The RSPB Big Garden Birdwatch results are now in- 472, 758 people took part, giving the RSPB a good idea on how wildlife in our gardens is faring. The Big Garden Birdwatch has become the world’s largest garden wildlife survey – and RSPB now have a huge amount of valuable data on common British birds to look back on. This is vital information that will help on the mission to save nature.

RSPB can now reveal 2019’s results. Once again, the house sparrow has hit the top spot. At number two is the starling, closely followed by the blue tit and the blackbird. The woodpigeon flies in at number five, followed by the goldfinch, great tit, and robin at number 8. The top eight remain the same as last year, so it’s a battle for numbers nine and 10. The chaffinch has seen off the long-tailed tit to be at number 9, and the magpie has crept in at number 10.

Although the top of the list stayed stable, there were more shifts lower down.

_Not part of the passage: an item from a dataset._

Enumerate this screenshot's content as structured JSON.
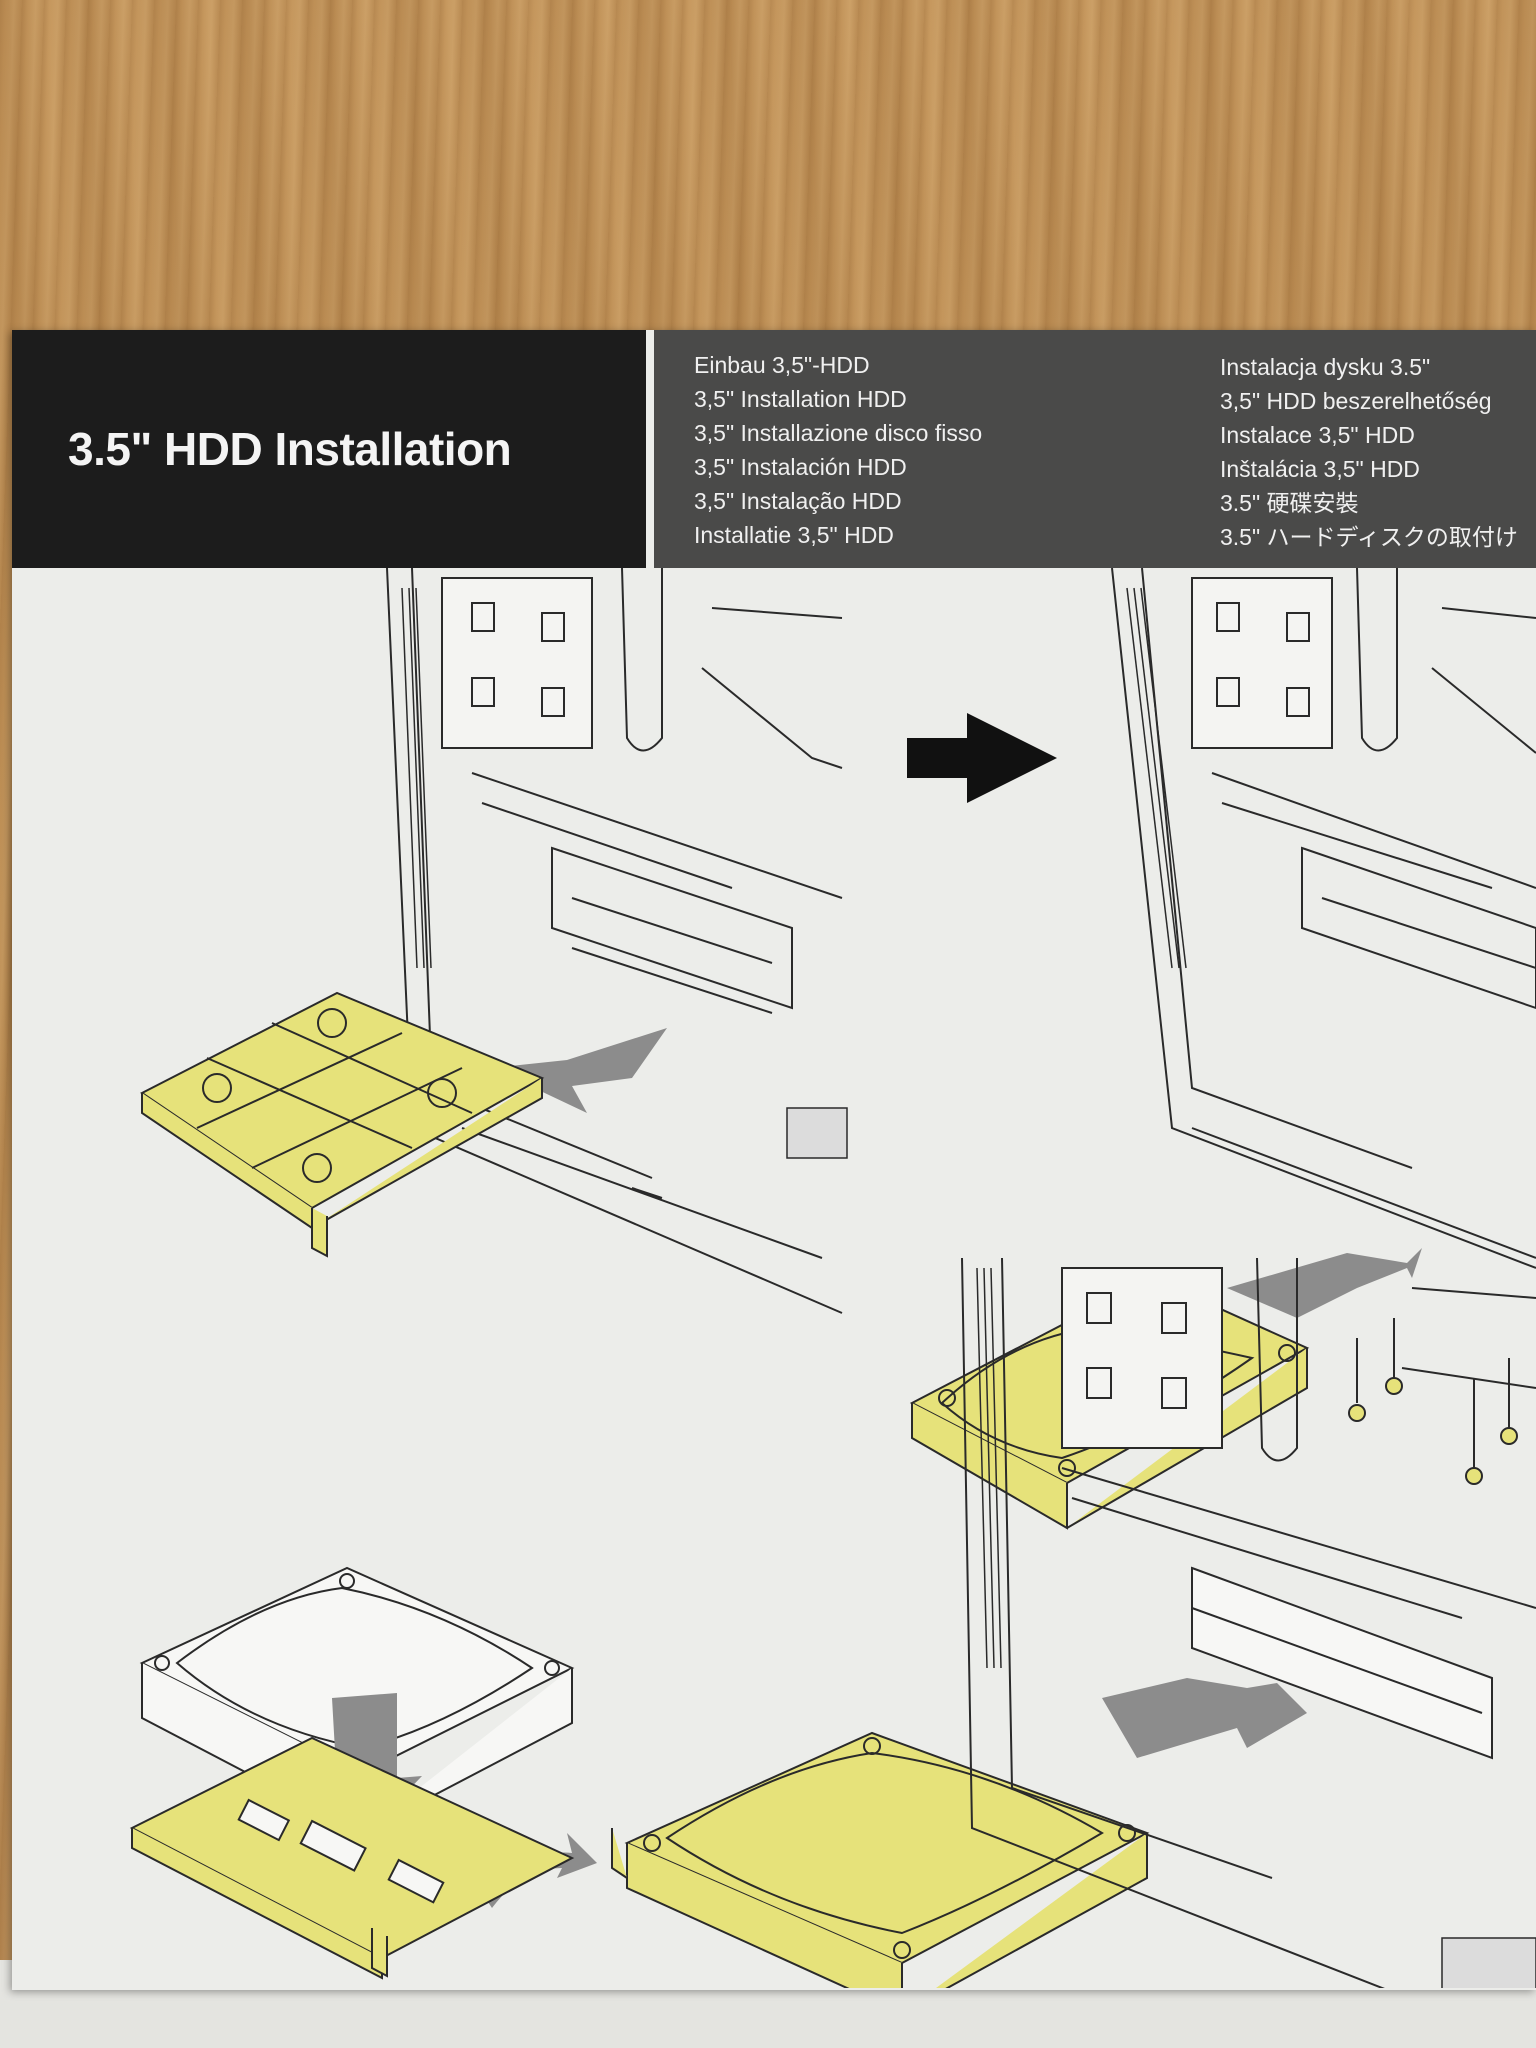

Bullfinches have climbed the rankings since the early 2000s, regularly reaching the top 25.  Another finch species, the brambling, moved from number 50 in 2018 to number 43. They’re winter visitors and migrate here in large numbers if conditions here are more favourable than on the Continent or, when their favourite food – seeds of beech trees – are in plentiful supply.

Sadly, it’s bad news for song thrushes and starlings. Both have declined by around 77% since the Big Garden Birdwatch began in 1979. RSPB think the decline of song thrushes is down to loss of places where they prefer to live and breed.
But there’s also good news: coal tits are up by nearly 245% since 1979, and goldfinches, not even included in the first Birdwatch, have increased by around 70% since the early 2000s!